Thursday, November 5, 2009

I Blog, Therefore I Am

On the one month anniversary of this blog, here is the explanation for its existence.

I started it a month ago. I have not mentioned it to anyone. I did reference it on my Facebook home page, replacing the "Book Recommendation of the Day." I don't actually use Facebook; I have a page, and I accept friend requests, but that is about it. There is no reason to assume that anyone would ever look at my Facebook page. I thought about simply starting the blog and not linking it to anything, but the I figured it might be interesting to see if anyone would find it through Facebook. Some people have found it; I have been averaging about 10 visits a day (with a low of 1 and a high of 49). I have no idea if that is one person visiting 10 times a day or ten people visiting every day or lots of people who have visited only once.

The spread of blogging has interested me. It is an oddly egocentric act to blog--not only is one posting one's thoughts in a public forum, but there is the implied assumption that somebody would actually want to read those thoughts. Why does anyone assume that others want to read their thoughts? Now obviously people do read blogs, so the egocentrism of blogging is not necessarily delusional. But, what prompts a person to decide that his thoughts are worth posting for the world to read? I don't think anyone has ever said to me, "You should really start a blog because I want to read what you think."

In some ways a blog is simply an online diary. I have never kept a diary. In some ways a blog is a forum to talk to others. My whole job involves talking to others, so I hardly need a new forum to do that. Some blogs are forums to post behind-the-scenes information. I have no such information. Some blogs are devoted to gathering interesting tidbits from the world at large. I don't spend enough time browsing the web to have blog like that--in fact, my principal source of news is the Wall Street Journal from the day before (I get in in the mail and read it with breakfast the following morning--as a result, if something happens on a Tuesday, I learn about it on Thursday morning).

So, why did I start this blog? Honestly, I am not sure; I was mostly just curious what the experience would be like. When I was last in India, our family kept a blog so that people back home would know that we were still alive and all, but that blog ended as soon as we returned to the US. This time it seems very different.

So far, I have enjoyed it. I can grouse about life and write about the books I have read. The blog, in other words, is terribly self-indulgent. Then again, I didn't really expect anyone to read the thing. When I started it, I figured I would try it for a month and decide whether it was worth the bother. I think it is.

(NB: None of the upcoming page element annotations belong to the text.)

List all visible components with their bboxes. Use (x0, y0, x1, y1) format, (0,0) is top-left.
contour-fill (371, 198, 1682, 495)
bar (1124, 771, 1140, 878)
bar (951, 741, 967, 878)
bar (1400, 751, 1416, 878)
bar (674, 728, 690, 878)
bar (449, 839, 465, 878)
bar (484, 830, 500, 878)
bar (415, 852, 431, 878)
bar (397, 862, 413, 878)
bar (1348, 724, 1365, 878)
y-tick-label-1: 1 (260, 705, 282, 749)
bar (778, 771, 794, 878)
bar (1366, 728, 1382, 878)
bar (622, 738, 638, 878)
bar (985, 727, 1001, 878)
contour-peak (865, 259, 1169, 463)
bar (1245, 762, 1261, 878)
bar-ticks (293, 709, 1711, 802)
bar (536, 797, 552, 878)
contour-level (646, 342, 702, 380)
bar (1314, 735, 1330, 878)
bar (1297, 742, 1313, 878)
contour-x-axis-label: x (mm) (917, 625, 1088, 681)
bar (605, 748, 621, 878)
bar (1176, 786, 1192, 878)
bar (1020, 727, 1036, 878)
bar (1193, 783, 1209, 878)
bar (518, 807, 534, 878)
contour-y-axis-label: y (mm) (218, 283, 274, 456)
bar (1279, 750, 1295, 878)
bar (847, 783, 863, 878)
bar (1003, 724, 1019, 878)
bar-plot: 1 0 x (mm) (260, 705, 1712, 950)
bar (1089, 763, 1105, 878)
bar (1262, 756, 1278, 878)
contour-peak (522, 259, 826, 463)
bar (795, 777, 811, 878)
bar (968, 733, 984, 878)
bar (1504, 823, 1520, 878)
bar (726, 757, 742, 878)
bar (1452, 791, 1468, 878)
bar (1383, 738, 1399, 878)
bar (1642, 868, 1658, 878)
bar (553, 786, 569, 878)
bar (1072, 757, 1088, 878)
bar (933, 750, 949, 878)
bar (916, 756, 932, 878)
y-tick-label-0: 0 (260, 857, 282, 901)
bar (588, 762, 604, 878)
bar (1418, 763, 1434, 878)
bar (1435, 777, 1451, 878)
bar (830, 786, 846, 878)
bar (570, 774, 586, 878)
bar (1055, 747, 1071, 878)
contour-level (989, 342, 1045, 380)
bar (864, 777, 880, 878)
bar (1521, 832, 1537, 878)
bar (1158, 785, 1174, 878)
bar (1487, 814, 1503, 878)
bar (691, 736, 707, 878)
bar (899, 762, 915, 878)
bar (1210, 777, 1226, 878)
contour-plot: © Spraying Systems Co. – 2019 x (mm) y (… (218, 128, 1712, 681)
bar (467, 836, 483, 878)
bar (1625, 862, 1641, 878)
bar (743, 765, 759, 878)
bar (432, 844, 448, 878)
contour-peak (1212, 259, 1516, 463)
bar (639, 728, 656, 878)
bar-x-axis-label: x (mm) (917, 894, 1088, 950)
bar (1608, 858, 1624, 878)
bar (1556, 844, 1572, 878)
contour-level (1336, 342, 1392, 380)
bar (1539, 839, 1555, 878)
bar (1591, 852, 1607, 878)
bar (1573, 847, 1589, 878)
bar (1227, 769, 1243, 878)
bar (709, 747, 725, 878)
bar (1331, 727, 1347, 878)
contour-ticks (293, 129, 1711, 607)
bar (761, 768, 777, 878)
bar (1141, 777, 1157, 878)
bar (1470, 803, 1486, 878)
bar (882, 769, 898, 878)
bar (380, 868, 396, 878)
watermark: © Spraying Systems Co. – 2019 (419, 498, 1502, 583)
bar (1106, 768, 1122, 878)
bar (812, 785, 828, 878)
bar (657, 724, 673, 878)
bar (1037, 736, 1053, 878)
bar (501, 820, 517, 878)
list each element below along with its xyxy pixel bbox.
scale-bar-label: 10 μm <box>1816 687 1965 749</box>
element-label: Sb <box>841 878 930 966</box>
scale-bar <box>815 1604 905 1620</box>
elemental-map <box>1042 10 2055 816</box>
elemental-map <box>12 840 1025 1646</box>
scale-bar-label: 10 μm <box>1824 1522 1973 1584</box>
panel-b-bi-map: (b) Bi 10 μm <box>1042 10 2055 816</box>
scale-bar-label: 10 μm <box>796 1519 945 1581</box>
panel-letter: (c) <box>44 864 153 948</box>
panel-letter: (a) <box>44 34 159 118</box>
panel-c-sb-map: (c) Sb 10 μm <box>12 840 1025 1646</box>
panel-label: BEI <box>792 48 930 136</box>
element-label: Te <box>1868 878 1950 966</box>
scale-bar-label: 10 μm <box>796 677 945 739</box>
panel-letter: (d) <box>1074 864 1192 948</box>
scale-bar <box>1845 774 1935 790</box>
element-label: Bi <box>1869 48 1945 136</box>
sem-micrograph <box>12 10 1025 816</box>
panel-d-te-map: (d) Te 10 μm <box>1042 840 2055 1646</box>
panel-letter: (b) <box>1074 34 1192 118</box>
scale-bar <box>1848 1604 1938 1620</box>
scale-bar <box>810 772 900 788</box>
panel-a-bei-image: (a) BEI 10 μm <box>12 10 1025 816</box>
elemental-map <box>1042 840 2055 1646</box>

I do hope that if I ever mention the blog to anyone, I'll have enough shame to end the whole experiment. I don't mind talking to anyone who has stumbled upon this blog about it or the content therein, but I shudder at the idea of telling anyone about it who was blessed by not knowing about it. I really do hate the idea of anyone feeling some compulsion to actually read it--as long as it is the Reader's own fault for reading this blog, I don't feel terribly guilty for the lack of anything of universal interest in the content of these musings.

1 comment:

  1. Very fun:) I feel like I just read a bit of your Christmas letter a month early!